Against Odds, Punjab Girls Play it Their Way

It was just last week that the small town of Barnala in Punjab celebrated the success of their son of the soil.
Against Odds, Punjab Girls Play it Their Way

CHANDIGARH: It was just last week that the small town of Barnala in Punjab celebrated the success of their son of the soil. After all, 19-year-old Satnam Singh became the first Indian to book a spot in a National Basketball Association (NBA) team in the US.

Just a few kilometres away from Satnam’s hometown, hundreds of girls from the Government Girls Senior Secondary School in Dhuri are making their presence felt in the sporting arena, rather silently. Overcoming all odds, the girls from lower middle-class families have won 27 medals at various national-level meets last year, and are eyeing more.

They don’t have the arclights on them, and most surprisingly, the school doesn’t have infrastructure or even a ground to train them. But it’s the passion for the game that drives them to practice hard in a field near the grain market in the middle of the village.

Being the only girl’s school in this sub-division, it has 1,200 students, of which a lot actually take up sport. A notice board in the institution displays photographs of the young achievers. Despite not having any ground facilities or other infrastructure, what makes so many girls take up sports?

“We take 150 girl students in various disciplines. The training starts from 2pm and goes on till evening. After Satnam’s success, the girls are a motivated lot. It’s this passion for sports that unites them together,” sports teacher Surinder Mohan explains.

After being transferred to the school in 2004, Mohan has made it a point to encourage the girls in taking up sports. The success rate has only gone up in the last decade.

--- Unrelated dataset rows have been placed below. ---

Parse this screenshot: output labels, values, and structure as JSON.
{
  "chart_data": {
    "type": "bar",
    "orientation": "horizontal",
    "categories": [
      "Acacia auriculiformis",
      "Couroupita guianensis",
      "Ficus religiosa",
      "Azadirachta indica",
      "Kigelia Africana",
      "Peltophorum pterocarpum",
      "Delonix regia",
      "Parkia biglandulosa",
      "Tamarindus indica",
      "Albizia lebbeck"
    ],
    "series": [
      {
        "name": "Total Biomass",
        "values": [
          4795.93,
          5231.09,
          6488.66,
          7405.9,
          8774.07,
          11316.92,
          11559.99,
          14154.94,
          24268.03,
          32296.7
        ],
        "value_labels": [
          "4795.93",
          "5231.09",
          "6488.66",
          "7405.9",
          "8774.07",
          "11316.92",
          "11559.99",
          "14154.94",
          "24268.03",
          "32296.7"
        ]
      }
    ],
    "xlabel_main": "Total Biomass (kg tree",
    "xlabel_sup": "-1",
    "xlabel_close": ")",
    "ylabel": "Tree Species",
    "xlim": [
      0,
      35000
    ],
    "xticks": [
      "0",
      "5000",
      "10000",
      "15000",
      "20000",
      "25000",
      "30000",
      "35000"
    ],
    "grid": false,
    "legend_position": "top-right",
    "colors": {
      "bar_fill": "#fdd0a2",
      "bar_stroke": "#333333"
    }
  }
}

Now, the youngsters try their hands in various disciplines—boxing, table tennis, soft ball, basket ball, badminton, martial arts, and yoga. A former boxer himself, Mohan has been training the girls for the past few years, and in 2013-14, the school bagged the pole position at the zonal and district levels.

Not just that, the girls maintained their winning streak last year too. In karate, Kiranpal Kaur clinched the titles at the zonal and district-level tournaments. Kaur, a student of Class XII, also grabbed gold in the third North-India Open Karate Championship. Participating in the 45-kg category, she won bronze medal in International Karate Competition in Nepal. “I train for two hours in the morning and evening. Training in an open ground near the grain market is difficult, but that’s how it is,” Kaur says.

Kiranpal’s classmate Gagandeep Kaur, who has represented Punjab at the national level basketball tournament, agrees. Gagandeep’s parents are farmers and at times it really gets difficult for her to maintain proper diet.

Even then she fights on. It’s this determination of the girls that makes the school sports team stand out. Boxer Rajni Sharma won silver medal at the Punjab junior girls Boxing competition in 2007-08 and in 2008-09, she won silver medal in Punjab Senior meet. Her success continued in 2009-10 too as she claimed the North India boxing championship and Federation Cup titles.